Teachers Union Stages Walk-In

Chelsea teachers staged a “walk-in” on Monday as part of their efforts to demand what they consider to be a fair contract.

Teachers, staff, educators, and community leaders rallied outside the district schools on Monday morning before walking into the buildings together.

The most recent contract between the district and Chelsea Teachers Union Local #1340 expired at the end of the last school year. According to Kathryn Anderson, president of the union, the teachers’ top negotiation priorities include making pay competitive with nearby districts, paying paraprofessionals for translation services, reducing class sizes, and providing prep periods for all members, including weekly preps for paraprofessionals.

“I think the Chelsea community stands with us and recognizes how important the demands are for getting students the services they deserve,” said Anderson.

She said the support and participation from teachers across the district was high for the walk-in, and helped to show that there was unity among teachers beyond the leadership of the union.

Anderson said she believes one of the biggest issues on the school side is that there is a mindset locked into constant budget cuts over the years, and that some might not fully believe that Chelsea is going to see a major bump in Student Opportunity Act (SOA) money in the coming years. The SOA money coming into Chelsea is estimated to double from $70 million to $140 million over the next six years, and after the six-year phase, the increase from the state will become permanent.

Low pay, teacher retention, and high class sizes are all issues that are intertwined and could be solved through the smart use of the SOA money, Anderson said.

“There’s a huge difference between class sizes of 32 kids and 24 or 20 kids,” said Anderson.

She also noted that the teacher retention rates are lower than in surrounding communities, and that the pay for Chelsea teachers plays a big part in that.

“If you are looking a mile away, and they are making 16 percent more, it can be hard to convince people to stay,” Anderson said.

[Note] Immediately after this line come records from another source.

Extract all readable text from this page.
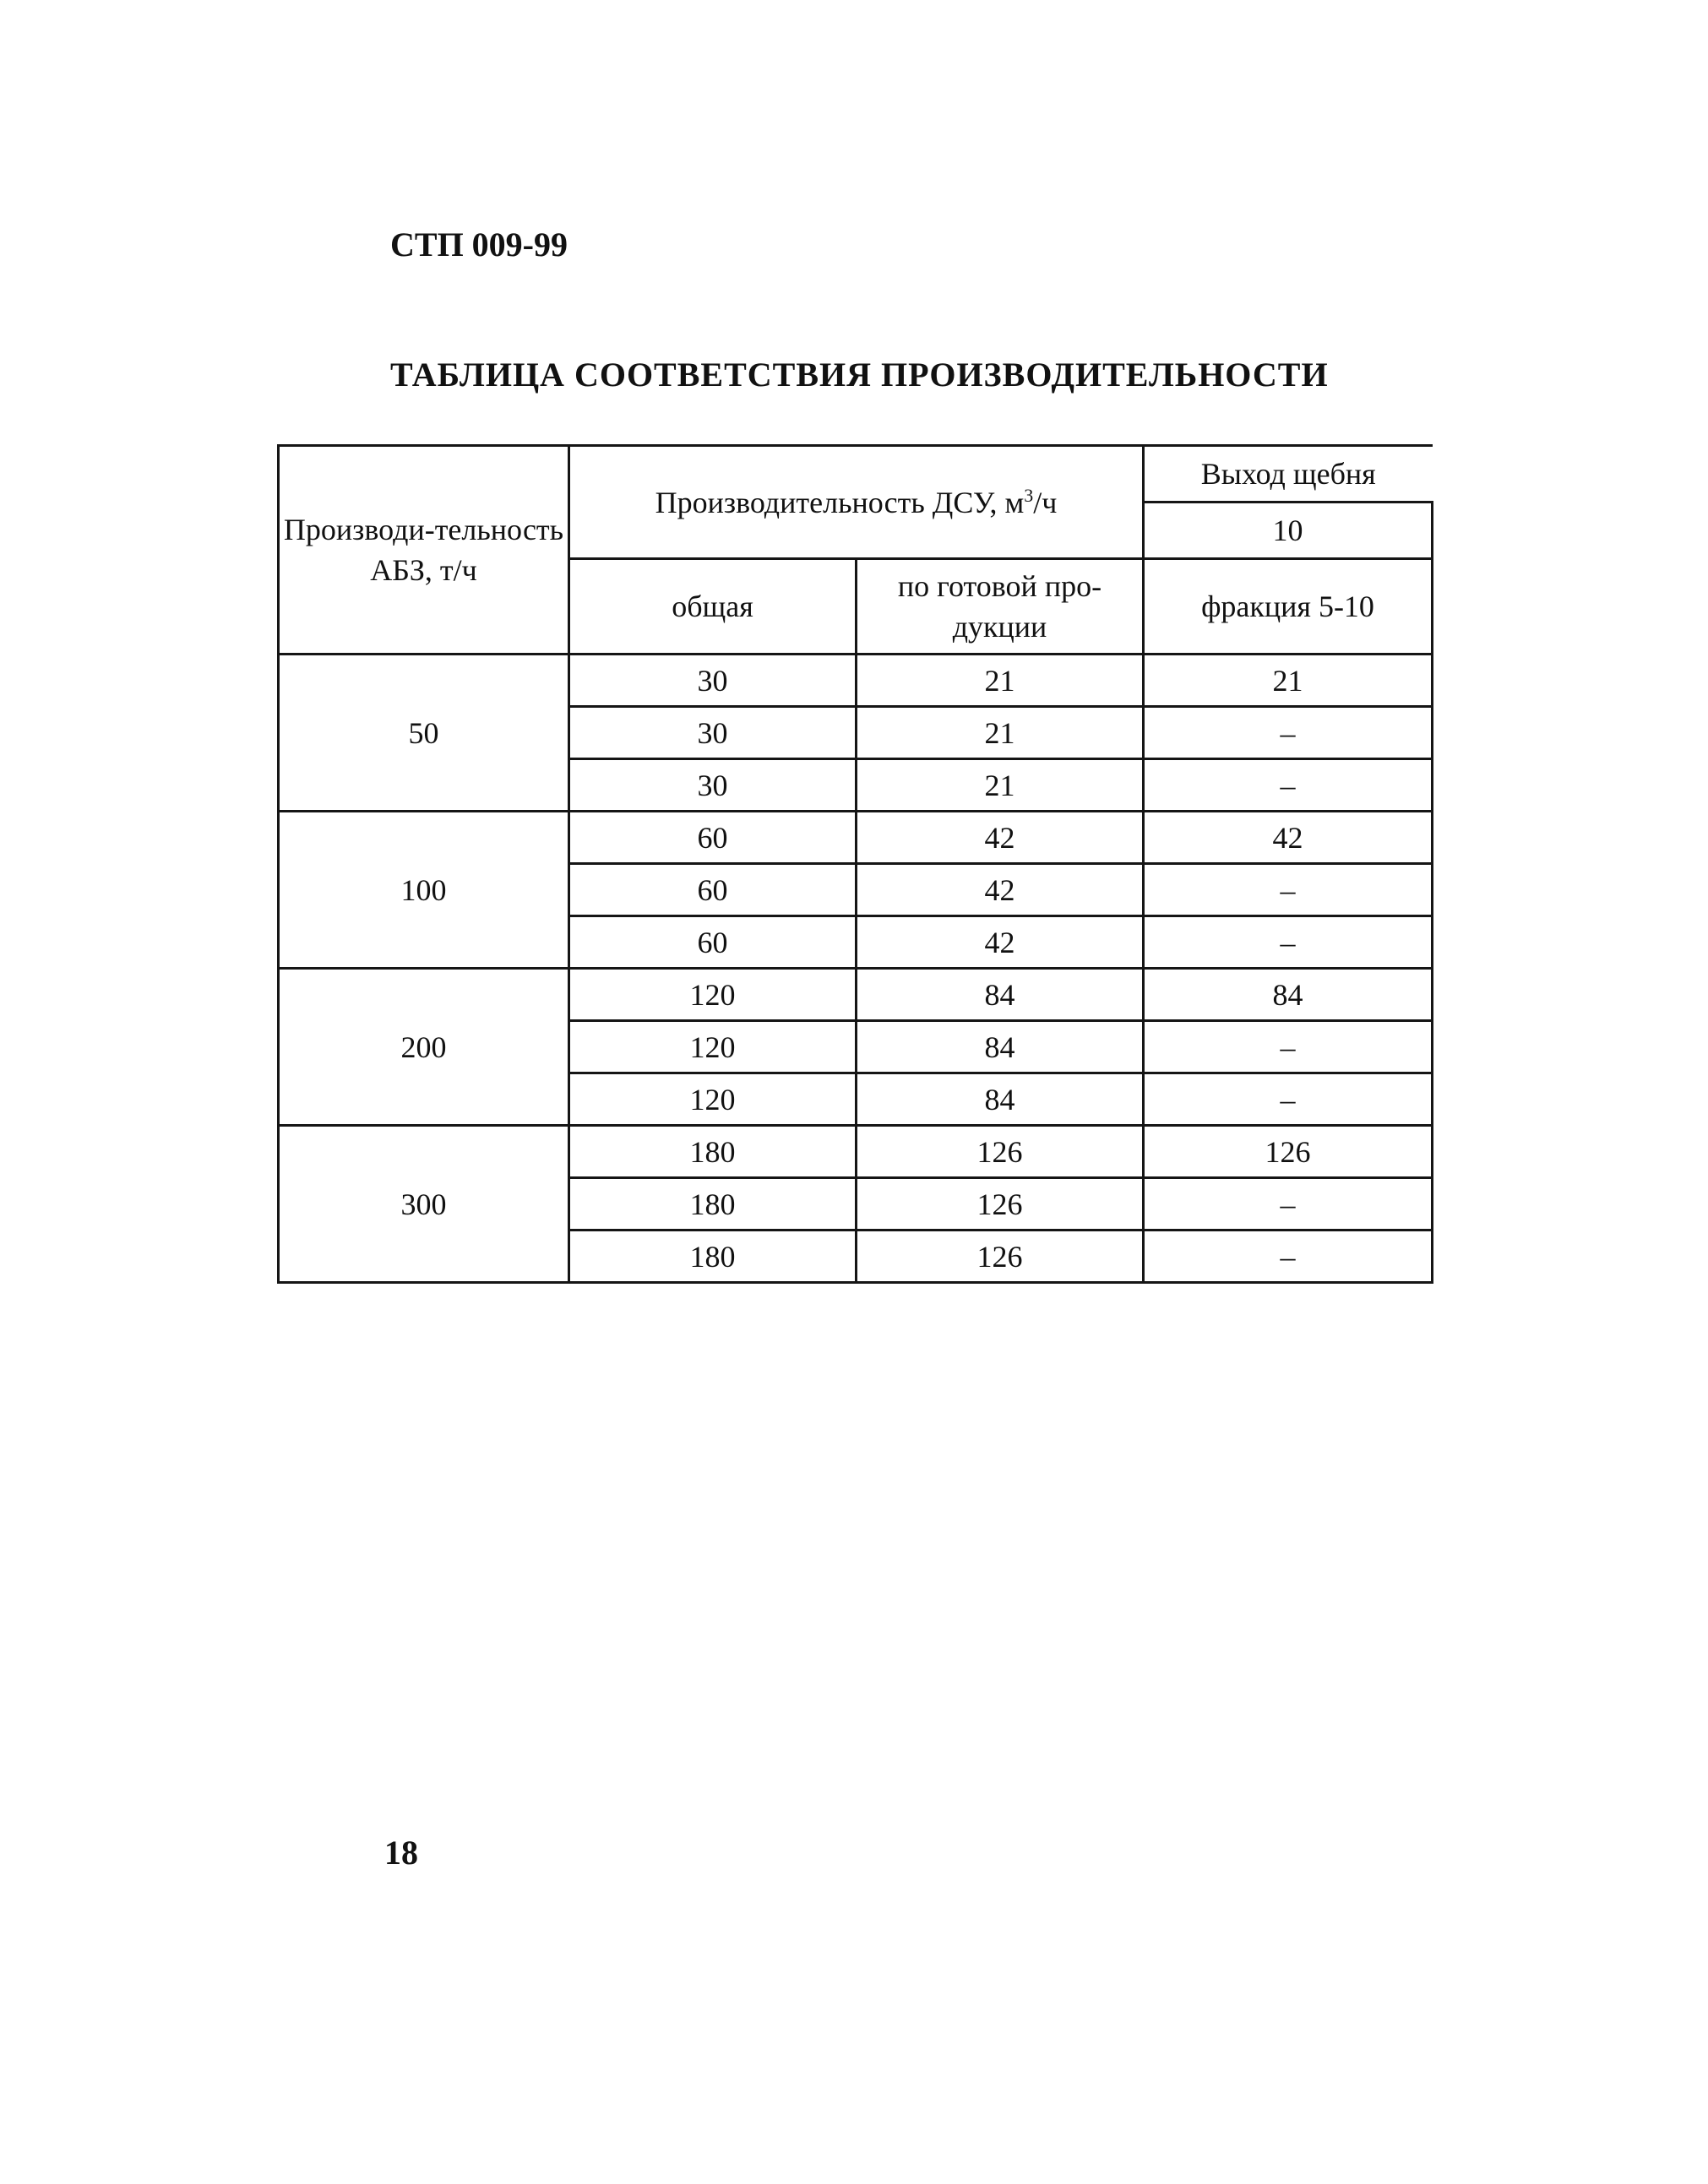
СТП 009-99
ТАБЛИЦА СООТВЕТСТВИЯ ПРОИЗВОДИТЕЛЬНОСТИ
Производи-тельность АБЗ, т/ч	Производительность ДСУ, $м^3/ч$		Выход щебня
			10
	общая	по готовой про-дукции	фракция 5-10
50	30	21	21
	30	21	–
	30	21	–
100	60	42	42
	60	42	–
	60	42	–
200	120	84	84
	120	84	–
	120	84	–
300	180	126	126
	180	126	–
	180	126	–
18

The next negotiation sessions between the schools and the union are scheduled for Nov. 8 and 15. Anderson said there has been movement on some issues, but that there are still issues where the two sides are far apart.

“Negotiations between Chelsea Public Schools and the Chelsea Teachers Union are ongoing,” said Superintendent of Schools Dr. Almi Abeyta.  “I can assure you that we are working in good faith to reach an agreement. I fully expect that we will reach an agreement that is fair and equitable both for staff and for the community.”

School Committee member Marisol Santiago said that all the teachers, paraprofessionals, and all the members of the school district are valuable stakeholders in the process, and that it is important to have a good negotiation process to make sure both sides have their needs met.

“We all have to keep in mind the various stakeholders and plan for the future,” she said. “It’s critical to do that respectfully, because everyone wants the best for the community.”

Santiago said she did see positives from the teacher walk-in held at the schools on Monday.

“I’m glad to see that great organizing is happening that is building out a stronger community that benefits us all,” she said.